La conversion en bio

Georg Mayerhofer a amorcé la conversion de ses 350 ha de terres agricoles au 1er juillet 2021. Il a souhaité devenir membre d’une fédération et s’est décidé pour Naturland: “Ce qui me plaît particulièrement dans cette fédération, c’est qu’elle a une envergure importante et agit à l’international”, explique-t-il. A l’heure de la mondialisation, cela était un critère important pour moi. Je suis également libre de prendre seul de nombreuses décisions tout en étant membre de Naturland. Il y a cependant aussi des dispositions sur le plan social. Il existe par exemple un ajustement du taux horaire entre le producteur de porcelets et l’engraisseur. C’est un système équitable, chaque partie gagne de l’argent de cette façon. Jusqu’ici je ne pratiquais pas d’élevage de porcs bio mais je me réjouis d’avance de pouvoir aussi découvrir cette pratique.

L’unité de méthanisation a toutefois constitué un point d’achoppement dans le processus de conversion. M. Mayerhofer possède 75% de l’installation, tandis que les 25% restants sont détenus par un collègue en agriculture conventionnelle.
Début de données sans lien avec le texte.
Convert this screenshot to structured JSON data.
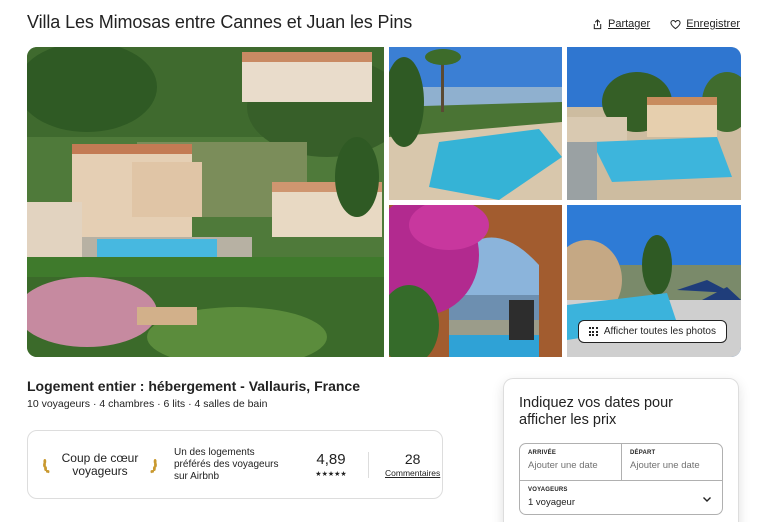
{
  "header": {
    "title": "Villa Les Mimosas entre Cannes et Juan les Pins",
    "share_label": "Partager",
    "save_label": "Enregistrer"
  },
  "gallery": {
    "show_all_label": "Afficher toutes les photos"
  },
  "listing": {
    "location_title": "Logement entier : hébergement - Vallauris, France",
    "details": "10 voyageurs · 4 chambres · 6 lits · 4 salles de bain"
  },
  "guest_favorite": {
    "badge": "Coup de cœur voyageurs",
    "description": "Un des logements préférés des voyageurs sur Airbnb",
    "rating": "4,89",
    "stars": "★★★★★",
    "reviews_count": "28",
    "reviews_label": "Commentaires"
  },
  "booking": {
    "title": "Indiquez vos dates pour afficher les prix",
    "arrival_label": "ARRIVÉE",
    "arrival_placeholder": "Ajouter une date",
    "departure_label": "DÉPART",
    "departure_placeholder": "Ajouter une date",
    "guests_label": "VOYAGEURS",
    "guests_value": "1 voyageur"
  },
  "icons": {
    "share": "share-icon",
    "save": "heart-icon",
    "grid": "grid-icon",
    "chevron": "chevron-down-icon",
    "laurel": "laurel-icon"
  }
}
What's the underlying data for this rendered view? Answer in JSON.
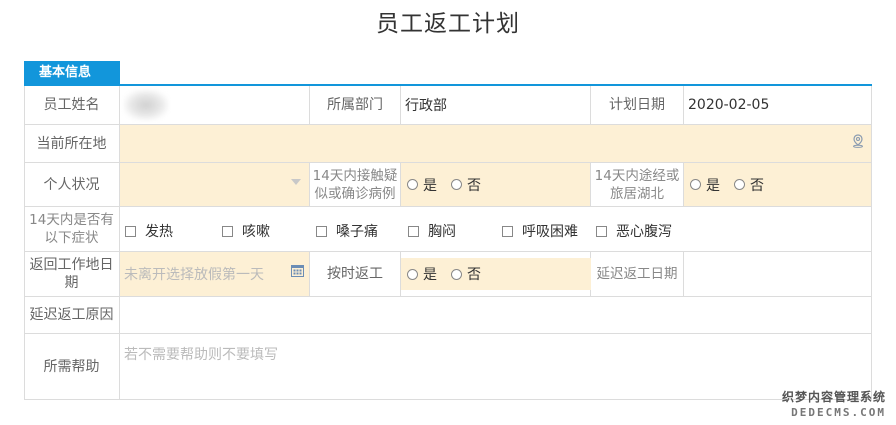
{
  "page": {
    "title": "员工返工计划"
  },
  "section": {
    "title": "基本信息"
  },
  "form": {
    "employee_name": {
      "label": "员工姓名"
    },
    "department": {
      "label": "所属部门",
      "value": "行政部"
    },
    "plan_date": {
      "label": "计划日期",
      "value": "2020-02-05"
    },
    "current_location": {
      "label": "当前所在地",
      "value": ""
    },
    "personal_status": {
      "label": "个人状况",
      "value": ""
    },
    "contact_case": {
      "label": "14天内接触疑似或确诊病例",
      "options": [
        "是",
        "否"
      ]
    },
    "hubei_travel": {
      "label": "14天内途经或旅居湖北",
      "options": [
        "是",
        "否"
      ]
    },
    "symptoms": {
      "label": "14天内是否有以下症状",
      "options": [
        "发热",
        "咳嗽",
        "嗓子痛",
        "胸闷",
        "呼吸困难",
        "恶心腹泻"
      ]
    },
    "return_work_date": {
      "label": "返回工作地日期",
      "placeholder": "未离开选择放假第一天"
    },
    "on_time_return": {
      "label": "按时返工",
      "options": [
        "是",
        "否"
      ]
    },
    "delay_date": {
      "label": "延迟返工日期",
      "value": ""
    },
    "delay_reason": {
      "label": "延迟返工原因",
      "value": ""
    },
    "help_needed": {
      "label": "所需帮助",
      "placeholder": "若不需要帮助则不要填写"
    }
  },
  "icons": {
    "location": "map-pin-icon",
    "dropdown": "chevron-down-icon",
    "calendar": "calendar-icon"
  },
  "watermark": {
    "line1": "织梦内容管理系统",
    "line2": "DEDECMS.COM"
  },
  "colors": {
    "accent": "#1296db",
    "field_highlight": "#fdf0d5",
    "border": "#dcdcdc"
  }
}
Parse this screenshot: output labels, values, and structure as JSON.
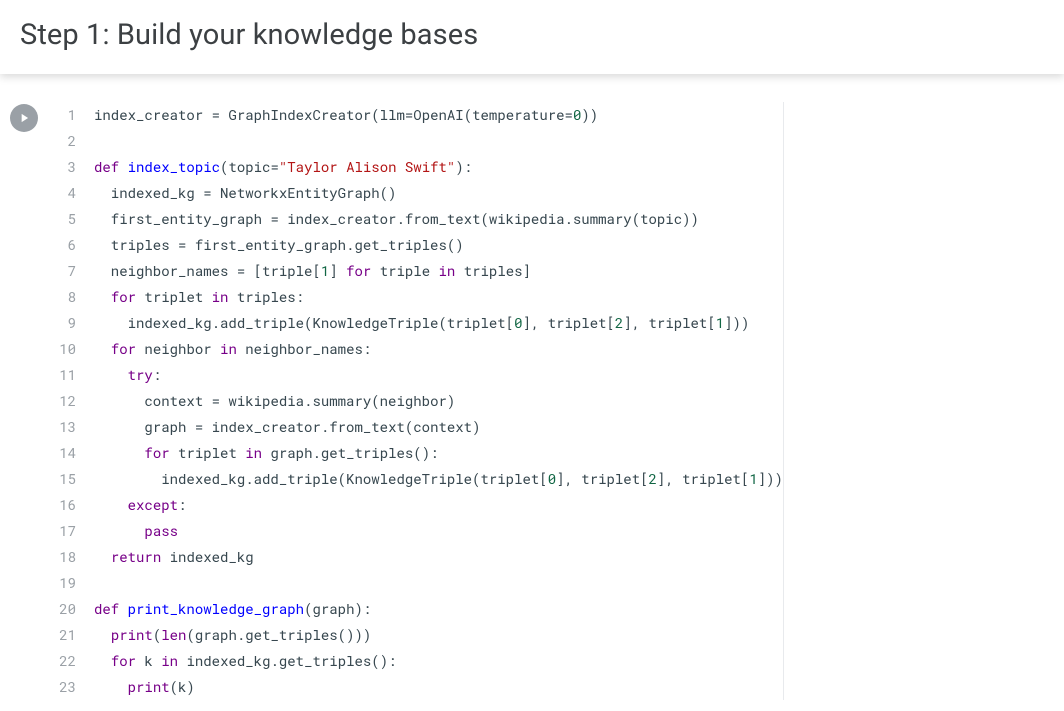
{
  "header": {
    "title": "Step 1: Build your knowledge bases"
  },
  "cell": {
    "run_icon": "play-icon",
    "line_numbers": [
      "1",
      "2",
      "3",
      "4",
      "5",
      "6",
      "7",
      "8",
      "9",
      "10",
      "11",
      "12",
      "13",
      "14",
      "15",
      "16",
      "17",
      "18",
      "19",
      "20",
      "21",
      "22",
      "23"
    ],
    "code_lines": [
      [
        {
          "t": "index_creator ",
          "c": ""
        },
        {
          "t": "=",
          "c": "op"
        },
        {
          "t": " GraphIndexCreator",
          "c": ""
        },
        {
          "t": "(",
          "c": ""
        },
        {
          "t": "llm",
          "c": ""
        },
        {
          "t": "=",
          "c": "op"
        },
        {
          "t": "OpenAI",
          "c": ""
        },
        {
          "t": "(",
          "c": ""
        },
        {
          "t": "temperature",
          "c": ""
        },
        {
          "t": "=",
          "c": "op"
        },
        {
          "t": "0",
          "c": "num"
        },
        {
          "t": "))",
          "c": ""
        }
      ],
      [],
      [
        {
          "t": "def",
          "c": "kw"
        },
        {
          "t": " ",
          "c": ""
        },
        {
          "t": "index_topic",
          "c": "fn"
        },
        {
          "t": "(",
          "c": ""
        },
        {
          "t": "topic",
          "c": ""
        },
        {
          "t": "=",
          "c": "op"
        },
        {
          "t": "\"Taylor Alison Swift\"",
          "c": "str"
        },
        {
          "t": "):",
          "c": ""
        }
      ],
      [
        {
          "t": "  indexed_kg ",
          "c": ""
        },
        {
          "t": "=",
          "c": "op"
        },
        {
          "t": " NetworkxEntityGraph()",
          "c": ""
        }
      ],
      [
        {
          "t": "  first_entity_graph ",
          "c": ""
        },
        {
          "t": "=",
          "c": "op"
        },
        {
          "t": " index_creator.from_text(wikipedia.summary(topic))",
          "c": ""
        }
      ],
      [
        {
          "t": "  triples ",
          "c": ""
        },
        {
          "t": "=",
          "c": "op"
        },
        {
          "t": " first_entity_graph.get_triples()",
          "c": ""
        }
      ],
      [
        {
          "t": "  neighbor_names ",
          "c": ""
        },
        {
          "t": "=",
          "c": "op"
        },
        {
          "t": " [triple[",
          "c": ""
        },
        {
          "t": "1",
          "c": "num"
        },
        {
          "t": "] ",
          "c": ""
        },
        {
          "t": "for",
          "c": "kw"
        },
        {
          "t": " triple ",
          "c": ""
        },
        {
          "t": "in",
          "c": "kw"
        },
        {
          "t": " triples]",
          "c": ""
        }
      ],
      [
        {
          "t": "  ",
          "c": ""
        },
        {
          "t": "for",
          "c": "kw"
        },
        {
          "t": " triplet ",
          "c": ""
        },
        {
          "t": "in",
          "c": "kw"
        },
        {
          "t": " triples:",
          "c": ""
        }
      ],
      [
        {
          "t": "    indexed_kg.add_triple(KnowledgeTriple(triplet[",
          "c": ""
        },
        {
          "t": "0",
          "c": "num"
        },
        {
          "t": "], triplet[",
          "c": ""
        },
        {
          "t": "2",
          "c": "num"
        },
        {
          "t": "], triplet[",
          "c": ""
        },
        {
          "t": "1",
          "c": "num"
        },
        {
          "t": "]))",
          "c": ""
        }
      ],
      [
        {
          "t": "  ",
          "c": ""
        },
        {
          "t": "for",
          "c": "kw"
        },
        {
          "t": " neighbor ",
          "c": ""
        },
        {
          "t": "in",
          "c": "kw"
        },
        {
          "t": " neighbor_names:",
          "c": ""
        }
      ],
      [
        {
          "t": "    ",
          "c": ""
        },
        {
          "t": "try",
          "c": "kw"
        },
        {
          "t": ":",
          "c": ""
        }
      ],
      [
        {
          "t": "      context ",
          "c": ""
        },
        {
          "t": "=",
          "c": "op"
        },
        {
          "t": " wikipedia.summary(neighbor)",
          "c": ""
        }
      ],
      [
        {
          "t": "      graph ",
          "c": ""
        },
        {
          "t": "=",
          "c": "op"
        },
        {
          "t": " index_creator.from_text(context)",
          "c": ""
        }
      ],
      [
        {
          "t": "      ",
          "c": ""
        },
        {
          "t": "for",
          "c": "kw"
        },
        {
          "t": " triplet ",
          "c": ""
        },
        {
          "t": "in",
          "c": "kw"
        },
        {
          "t": " graph.get_triples():",
          "c": ""
        }
      ],
      [
        {
          "t": "        indexed_kg.add_triple(KnowledgeTriple(triplet[",
          "c": ""
        },
        {
          "t": "0",
          "c": "num"
        },
        {
          "t": "], triplet[",
          "c": ""
        },
        {
          "t": "2",
          "c": "num"
        },
        {
          "t": "], triplet[",
          "c": ""
        },
        {
          "t": "1",
          "c": "num"
        },
        {
          "t": "]))",
          "c": ""
        }
      ],
      [
        {
          "t": "    ",
          "c": ""
        },
        {
          "t": "except",
          "c": "kw"
        },
        {
          "t": ":",
          "c": ""
        }
      ],
      [
        {
          "t": "      ",
          "c": ""
        },
        {
          "t": "pass",
          "c": "kw"
        }
      ],
      [
        {
          "t": "  ",
          "c": ""
        },
        {
          "t": "return",
          "c": "kw"
        },
        {
          "t": " indexed_kg",
          "c": ""
        }
      ],
      [],
      [
        {
          "t": "def",
          "c": "kw"
        },
        {
          "t": " ",
          "c": ""
        },
        {
          "t": "print_knowledge_graph",
          "c": "fn"
        },
        {
          "t": "(graph):",
          "c": ""
        }
      ],
      [
        {
          "t": "  ",
          "c": ""
        },
        {
          "t": "print",
          "c": "bi"
        },
        {
          "t": "(",
          "c": ""
        },
        {
          "t": "len",
          "c": "bi"
        },
        {
          "t": "(graph.get_triples()))",
          "c": ""
        }
      ],
      [
        {
          "t": "  ",
          "c": ""
        },
        {
          "t": "for",
          "c": "kw"
        },
        {
          "t": " k ",
          "c": ""
        },
        {
          "t": "in",
          "c": "kw"
        },
        {
          "t": " indexed_kg.get_triples():",
          "c": ""
        }
      ],
      [
        {
          "t": "    ",
          "c": ""
        },
        {
          "t": "print",
          "c": "bi"
        },
        {
          "t": "(k)",
          "c": ""
        }
      ]
    ]
  }
}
L’agriculteur souhaitait maintenir cette configuration, sans quoi il aurait dû mettre fin à son contrat d’associé. Par ailleurs, 30% de substrat végétal d’origine extérieure peut être utilisé dorénavant. Une condition qui a son importance puisque la conversion en bio a impacté à la baisse la quantité de lisier disponible et que la rentabilité de l’installation reste malgré tout dépendante de la “prime lisier” et de la “prime chaleur”. Le programme de soutien dont ont bénéficié M. Mayerhofer et son associé pour la création de leur installation touche cependant à sa fin l’année prochaine et de nouvelles conditions seront alors applicables.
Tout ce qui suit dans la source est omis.